Based at the University of Bielefeld, the working group will harness the University’s interdisciplinary expertise to create an international scientific landmark. Threat is a complex construct that encompasses individual feelings, perceptions, and experiences as well as the construction, enactment, and (media) communication. We use the term “signatures” to denote this subjective aspect. But there is also an objective side, the manifestations or power-led realizations in the form of real existing disintegration, conflict, and violence. The interdisciplinary frame encompasses a research strand that subjects the cultural semantics of threat to systematic and historical attention. Subjective perception, objective manifestation, and linguistic/cultural representations form the signatures of threat of the proposed research complex.

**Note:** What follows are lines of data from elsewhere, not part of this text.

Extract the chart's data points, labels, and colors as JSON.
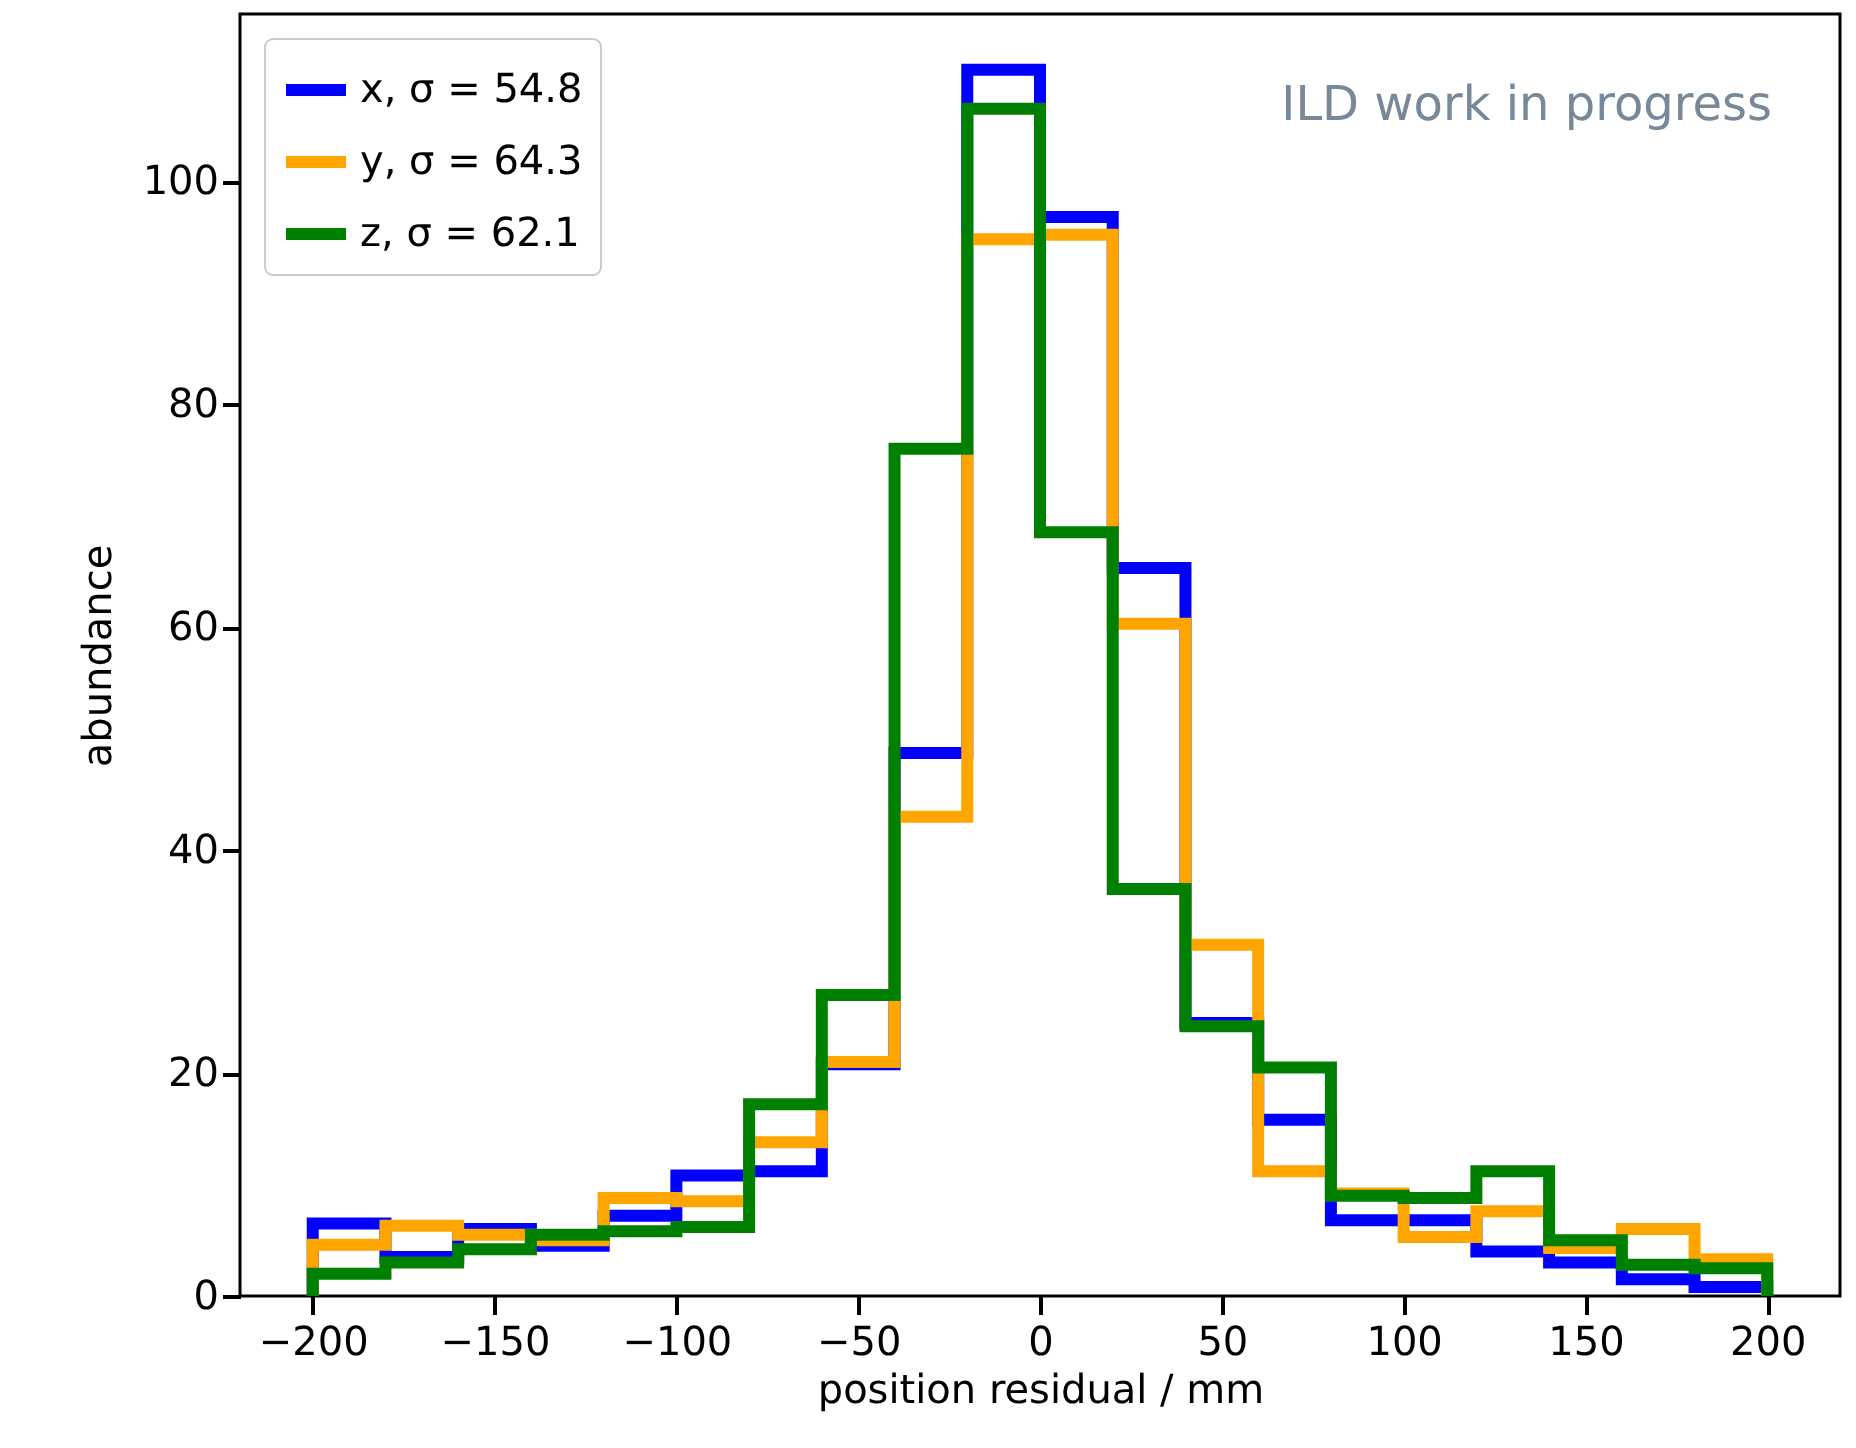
{
  "chart_data": {
    "type": "histogram",
    "xlabel": "position residual / mm",
    "ylabel": "abundance",
    "annotations": [
      "ILD work in progress"
    ],
    "bins": [
      -200,
      -180,
      -160,
      -140,
      -120,
      -100,
      -80,
      -60,
      -40,
      -20,
      0,
      20,
      40,
      60,
      80,
      100,
      120,
      140,
      160,
      180,
      200
    ],
    "series": [
      {
        "name": "x, σ = 54.8",
        "color": "#0000ff",
        "values": [
          6.5,
          3.5,
          6.0,
          4.5,
          7.2,
          10.8,
          11.2,
          20.8,
          48.7,
          110,
          96.8,
          65.3,
          24.5,
          15.8,
          6.8,
          6.8,
          4.0,
          3.0,
          1.5,
          0.8
        ]
      },
      {
        "name": "y, σ = 64.3",
        "color": "#ffa500",
        "values": [
          4.6,
          6.3,
          5.5,
          5.0,
          8.8,
          8.5,
          13.8,
          21,
          43,
          94.8,
          95.2,
          60.3,
          31.5,
          11.2,
          9.2,
          5.3,
          7.6,
          4.3,
          6.0,
          3.3
        ]
      },
      {
        "name": "z, σ = 62.1",
        "color": "#008000",
        "values": [
          2.0,
          3.0,
          4.2,
          5.5,
          5.8,
          6.2,
          17.2,
          27,
          76,
          106.5,
          68.5,
          36.5,
          24.2,
          20.5,
          9.0,
          8.8,
          11.2,
          5.0,
          2.8,
          2.5
        ]
      }
    ],
    "xlim": [
      -220,
      220
    ],
    "ylim": [
      0,
      115
    ],
    "xticks": [
      -200,
      -150,
      -100,
      -50,
      0,
      50,
      100,
      150,
      200
    ],
    "yticks": [
      0,
      20,
      40,
      60,
      80,
      100
    ],
    "grid": false,
    "legend": "top left"
  }
}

We present a concept that sets up long-term structure-building pure research and combines it with medium-term applied research.

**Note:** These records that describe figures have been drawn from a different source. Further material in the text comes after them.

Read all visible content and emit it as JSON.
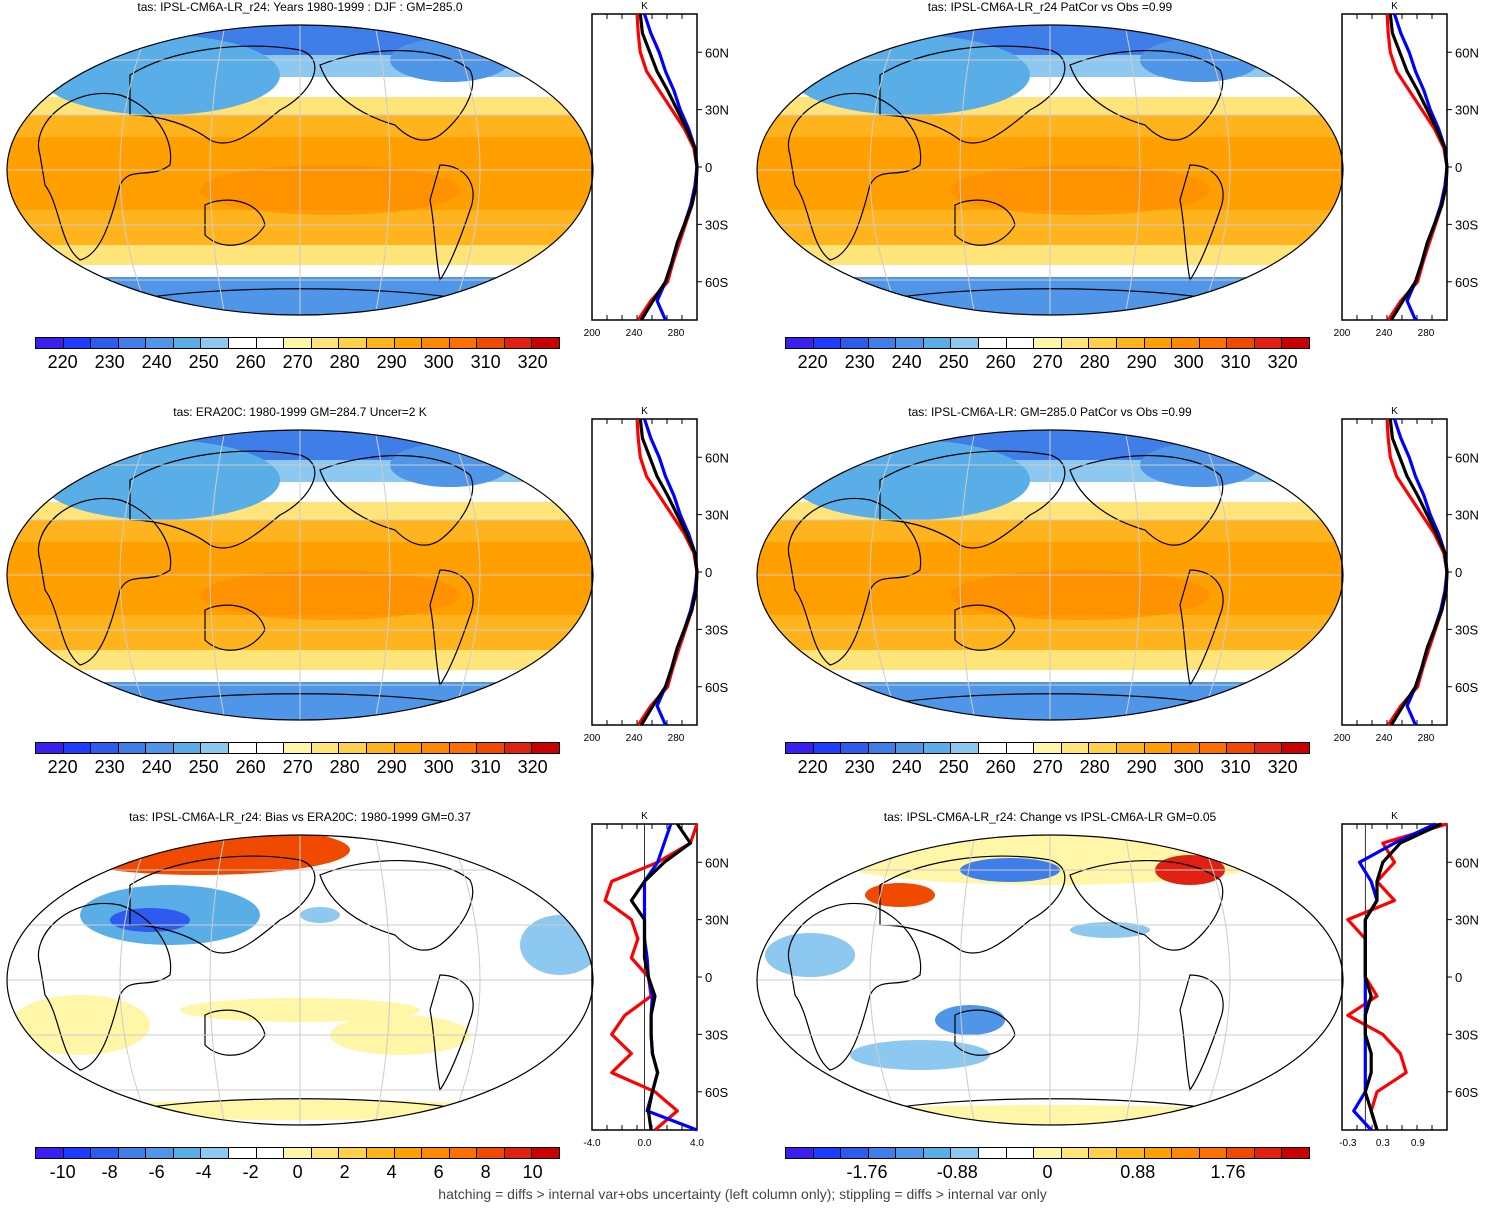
{
  "footer": "hatching = diffs > internal var+obs uncertainty (left column only); stippling = diffs > internal var only",
  "profile_lat_labels": [
    "60N",
    "30N",
    "0",
    "30S",
    "60S"
  ],
  "profile_unit": "K",
  "colors": {
    "abs_scale": [
      "#3b1ff0",
      "#1e3cff",
      "#2d5bf0",
      "#3f7de8",
      "#4f96e8",
      "#5aaee8",
      "#8cc8f0",
      "#ffffff",
      "#ffffff",
      "#fff6a8",
      "#ffe47a",
      "#ffd04a",
      "#ffb41e",
      "#ffa000",
      "#ff8800",
      "#ff6e00",
      "#f04a00",
      "#e02010",
      "#c80000"
    ],
    "diff_scale": [
      "#3b1ff0",
      "#1e3cff",
      "#2d5bf0",
      "#3f7de8",
      "#4f96e8",
      "#5aaee8",
      "#8cc8f0",
      "#ffffff",
      "#ffffff",
      "#fff6a8",
      "#ffe47a",
      "#ffd04a",
      "#ffb41e",
      "#ffa000",
      "#ff8800",
      "#ff6e00",
      "#f04a00",
      "#e02010",
      "#c80000"
    ],
    "model_line": "#000000",
    "obs_line": "#ff0000",
    "ref_line": "#0000ff"
  },
  "panels": [
    {
      "id": "p1",
      "title": "tas: IPSL-CM6A-LR_r24: Years 1980-1999 : DJF : GM=285.0",
      "cbar_labels": [
        "220",
        "230",
        "240",
        "250",
        "260",
        "270",
        "280",
        "290",
        "300",
        "310",
        "320"
      ],
      "profile_ticks": [
        "200",
        "240",
        "280"
      ],
      "hatched": true
    },
    {
      "id": "p2",
      "title": "tas: IPSL-CM6A-LR_r24 PatCor vs Obs =0.99",
      "cbar_labels": [
        "220",
        "230",
        "240",
        "250",
        "260",
        "270",
        "280",
        "290",
        "300",
        "310",
        "320"
      ],
      "profile_ticks": [
        "200",
        "240",
        "280"
      ],
      "hatched": false
    },
    {
      "id": "p3",
      "title": "tas: ERA20C: 1980-1999 GM=284.7 Uncer=2 K",
      "cbar_labels": [
        "220",
        "230",
        "240",
        "250",
        "260",
        "270",
        "280",
        "290",
        "300",
        "310",
        "320"
      ],
      "profile_ticks": [
        "200",
        "240",
        "280"
      ],
      "hatched": true
    },
    {
      "id": "p4",
      "title": "tas: IPSL-CM6A-LR: GM=285.0 PatCor vs Obs =0.99",
      "cbar_labels": [
        "220",
        "230",
        "240",
        "250",
        "260",
        "270",
        "280",
        "290",
        "300",
        "310",
        "320"
      ],
      "profile_ticks": [
        "200",
        "240",
        "280"
      ],
      "hatched": false
    },
    {
      "id": "p5",
      "title": "tas: IPSL-CM6A-LR_r24: Bias vs ERA20C: 1980-1999 GM=0.37",
      "cbar_labels": [
        "-10",
        "-8",
        "-6",
        "-4",
        "-2",
        "0",
        "2",
        "4",
        "6",
        "8",
        "10"
      ],
      "profile_ticks": [
        "-4.0",
        "0.0",
        "4.0"
      ],
      "hatched": true
    },
    {
      "id": "p6",
      "title": "tas: IPSL-CM6A-LR_r24: Change vs IPSL-CM6A-LR GM=0.05",
      "cbar_labels": [
        "-1.76",
        "-0.88",
        "0",
        "0.88",
        "1.76"
      ],
      "profile_ticks": [
        "-0.3",
        "0.3",
        "0.9"
      ],
      "hatched": false
    }
  ],
  "chart_data": [
    {
      "type": "heatmap",
      "title": "tas: IPSL-CM6A-LR_r24: Years 1980-1999 : DJF : GM=285.0",
      "colorbar": {
        "values": [
          220,
          230,
          240,
          250,
          260,
          270,
          280,
          290,
          300,
          310,
          320
        ],
        "units": ""
      },
      "zonal_profile": {
        "ylabels": [
          "60N",
          "30N",
          "0",
          "30S",
          "60S"
        ],
        "xticks": [
          200,
          240,
          280
        ],
        "xlim": [
          200,
          300
        ],
        "unit": "K",
        "lat": [
          80,
          70,
          60,
          50,
          40,
          30,
          20,
          10,
          0,
          -10,
          -20,
          -30,
          -40,
          -50,
          -60,
          -70,
          -80
        ],
        "series": [
          {
            "color": "black",
            "values": [
              246,
              248,
              255,
              262,
              272,
              281,
              290,
              298,
              300,
              299,
              295,
              288,
              281,
              276,
              270,
              258,
              247
            ]
          },
          {
            "color": "blue",
            "values": [
              250,
              256,
              264,
              270,
              278,
              284,
              292,
              298,
              300,
              298,
              294,
              288,
              281,
              276,
              270,
              262,
              270
            ]
          },
          {
            "color": "red",
            "values": [
              243,
              244,
              246,
              252,
              264,
              276,
              288,
              297,
              300,
              299,
              295,
              289,
              283,
              277,
              272,
              256,
              244
            ]
          }
        ]
      }
    },
    {
      "type": "heatmap",
      "title": "tas: IPSL-CM6A-LR_r24 PatCor vs Obs =0.99",
      "colorbar": {
        "values": [
          220,
          230,
          240,
          250,
          260,
          270,
          280,
          290,
          300,
          310,
          320
        ],
        "units": ""
      },
      "zonal_profile": {
        "ylabels": [
          "60N",
          "30N",
          "0",
          "30S",
          "60S"
        ],
        "xticks": [
          200,
          240,
          280
        ],
        "xlim": [
          200,
          300
        ],
        "unit": "K",
        "lat": [
          80,
          70,
          60,
          50,
          40,
          30,
          20,
          10,
          0,
          -10,
          -20,
          -30,
          -40,
          -50,
          -60,
          -70,
          -80
        ],
        "series": [
          {
            "color": "black",
            "values": [
              246,
              248,
              255,
              262,
              272,
              281,
              290,
              298,
              300,
              299,
              295,
              288,
              281,
              276,
              270,
              258,
              247
            ]
          },
          {
            "color": "blue",
            "values": [
              250,
              256,
              264,
              270,
              278,
              284,
              292,
              298,
              300,
              298,
              294,
              288,
              281,
              276,
              270,
              262,
              270
            ]
          },
          {
            "color": "red",
            "values": [
              243,
              244,
              246,
              252,
              264,
              276,
              288,
              297,
              300,
              299,
              295,
              289,
              283,
              277,
              272,
              256,
              244
            ]
          }
        ]
      }
    },
    {
      "type": "heatmap",
      "title": "tas: ERA20C: 1980-1999 GM=284.7 Uncer=2 K",
      "colorbar": {
        "values": [
          220,
          230,
          240,
          250,
          260,
          270,
          280,
          290,
          300,
          310,
          320
        ],
        "units": ""
      },
      "zonal_profile": {
        "ylabels": [
          "60N",
          "30N",
          "0",
          "30S",
          "60S"
        ],
        "xticks": [
          200,
          240,
          280
        ],
        "xlim": [
          200,
          300
        ],
        "unit": "K",
        "lat": [
          80,
          70,
          60,
          50,
          40,
          30,
          20,
          10,
          0,
          -10,
          -20,
          -30,
          -40,
          -50,
          -60,
          -70,
          -80
        ],
        "series": [
          {
            "color": "black",
            "values": [
              246,
              248,
              255,
              262,
              272,
              281,
              290,
              298,
              300,
              299,
              295,
              288,
              281,
              276,
              270,
              258,
              247
            ]
          },
          {
            "color": "blue",
            "values": [
              250,
              256,
              264,
              270,
              278,
              284,
              292,
              298,
              300,
              298,
              294,
              288,
              281,
              276,
              270,
              262,
              270
            ]
          },
          {
            "color": "red",
            "values": [
              243,
              244,
              246,
              252,
              264,
              276,
              288,
              297,
              300,
              299,
              295,
              289,
              283,
              277,
              272,
              256,
              244
            ]
          }
        ]
      }
    },
    {
      "type": "heatmap",
      "title": "tas: IPSL-CM6A-LR: GM=285.0 PatCor vs Obs =0.99",
      "colorbar": {
        "values": [
          220,
          230,
          240,
          250,
          260,
          270,
          280,
          290,
          300,
          310,
          320
        ],
        "units": ""
      },
      "zonal_profile": {
        "ylabels": [
          "60N",
          "30N",
          "0",
          "30S",
          "60S"
        ],
        "xticks": [
          200,
          240,
          280
        ],
        "xlim": [
          200,
          300
        ],
        "unit": "K",
        "lat": [
          80,
          70,
          60,
          50,
          40,
          30,
          20,
          10,
          0,
          -10,
          -20,
          -30,
          -40,
          -50,
          -60,
          -70,
          -80
        ],
        "series": [
          {
            "color": "black",
            "values": [
              246,
              248,
              255,
              262,
              272,
              281,
              290,
              298,
              300,
              299,
              295,
              288,
              281,
              276,
              270,
              258,
              247
            ]
          },
          {
            "color": "blue",
            "values": [
              250,
              256,
              264,
              270,
              278,
              284,
              292,
              298,
              300,
              298,
              294,
              288,
              281,
              276,
              270,
              262,
              270
            ]
          },
          {
            "color": "red",
            "values": [
              243,
              244,
              246,
              252,
              264,
              276,
              288,
              297,
              300,
              299,
              295,
              289,
              283,
              277,
              272,
              256,
              244
            ]
          }
        ]
      }
    },
    {
      "type": "heatmap",
      "title": "tas: IPSL-CM6A-LR_r24: Bias vs ERA20C: 1980-1999 GM=0.37",
      "colorbar": {
        "values": [
          -10,
          -8,
          -6,
          -4,
          -2,
          0,
          2,
          4,
          6,
          8,
          10
        ],
        "units": ""
      },
      "zonal_profile": {
        "ylabels": [
          "60N",
          "30N",
          "0",
          "30S",
          "60S"
        ],
        "xticks": [
          -4.0,
          0.0,
          4.0
        ],
        "xlim": [
          -4,
          4
        ],
        "unit": "K",
        "lat": [
          80,
          70,
          60,
          50,
          40,
          30,
          20,
          10,
          0,
          -10,
          -20,
          -30,
          -40,
          -50,
          -60,
          -70,
          -80
        ],
        "series": [
          {
            "color": "black",
            "values": [
              2.5,
              3.5,
              1.5,
              0.0,
              -1.0,
              0.0,
              0.0,
              0.0,
              0.3,
              0.8,
              0.5,
              0.5,
              0.6,
              1.0,
              0.6,
              0.3,
              0.5
            ]
          },
          {
            "color": "blue",
            "values": [
              2.0,
              1.5,
              1.0,
              0.0,
              0.0,
              0.0,
              0.0,
              0.2,
              0.3,
              0.6,
              0.5,
              0.5,
              0.6,
              1.0,
              0.6,
              0.2,
              4.0
            ]
          },
          {
            "color": "red",
            "values": [
              4.0,
              3.5,
              1.0,
              -2.5,
              -3.0,
              -1.0,
              -0.5,
              -1.0,
              0.3,
              0.5,
              -1.5,
              -2.5,
              -1.0,
              -2.5,
              0.8,
              2.5,
              0.8
            ]
          }
        ]
      }
    },
    {
      "type": "heatmap",
      "title": "tas: IPSL-CM6A-LR_r24: Change vs IPSL-CM6A-LR GM=0.05",
      "colorbar": {
        "values": [
          -1.76,
          -0.88,
          0,
          0.88,
          1.76
        ],
        "units": ""
      },
      "zonal_profile": {
        "ylabels": [
          "60N",
          "30N",
          "0",
          "30S",
          "60S"
        ],
        "xticks": [
          -0.3,
          0.3,
          0.9
        ],
        "xlim": [
          -0.4,
          1.4
        ],
        "unit": "K",
        "lat": [
          80,
          70,
          60,
          50,
          40,
          30,
          20,
          10,
          0,
          -10,
          -20,
          -30,
          -40,
          -50,
          -60,
          -70,
          -80
        ],
        "series": [
          {
            "color": "black",
            "values": [
              1.3,
              0.6,
              0.3,
              0.2,
              0.2,
              0.0,
              0.0,
              0.0,
              0.0,
              0.1,
              0.0,
              0.0,
              0.1,
              0.1,
              0.0,
              0.1,
              0.2
            ]
          },
          {
            "color": "blue",
            "values": [
              1.2,
              0.5,
              -0.1,
              0.1,
              0.2,
              0.0,
              0.0,
              0.0,
              0.0,
              0.0,
              0.0,
              0.0,
              0.0,
              0.0,
              0.0,
              -0.2,
              0.1
            ]
          },
          {
            "color": "red",
            "values": [
              1.4,
              0.3,
              0.5,
              0.2,
              0.5,
              -0.3,
              0.0,
              0.0,
              0.0,
              0.2,
              -0.3,
              0.3,
              0.6,
              0.7,
              0.2,
              0.1,
              0.2
            ]
          }
        ]
      }
    }
  ]
}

The objective of our working group is to conduct threat research that is (1) internationally comparative, (2) interdisciplinary, and (3) cuts across the different sectors of society, and in the process examines (4) the processual nature of threat complexes and (5) their historical change and development.
The research is structured into three main areas: (1) Individual Existence, (2) Collectives, and (3) Control of Threat, along with the establishment of a center for international comparative threat research.
Represented disciplines: Clinical Psychology and Psychotherapy, Comparative Political Science, Conflict Research, Criminology and Criminal Law, Economic History, Educational Science, Environment and Health, Literature Studies, Public Law, Mathematical Physics, Philosophy, Political Science and Legal History, Social History, Psychology, Public Health Medicine, Quantitative Methods and Empirical Social Research, Social Psychology, Social Work, Socialisation, Sociology of Religion, Theology.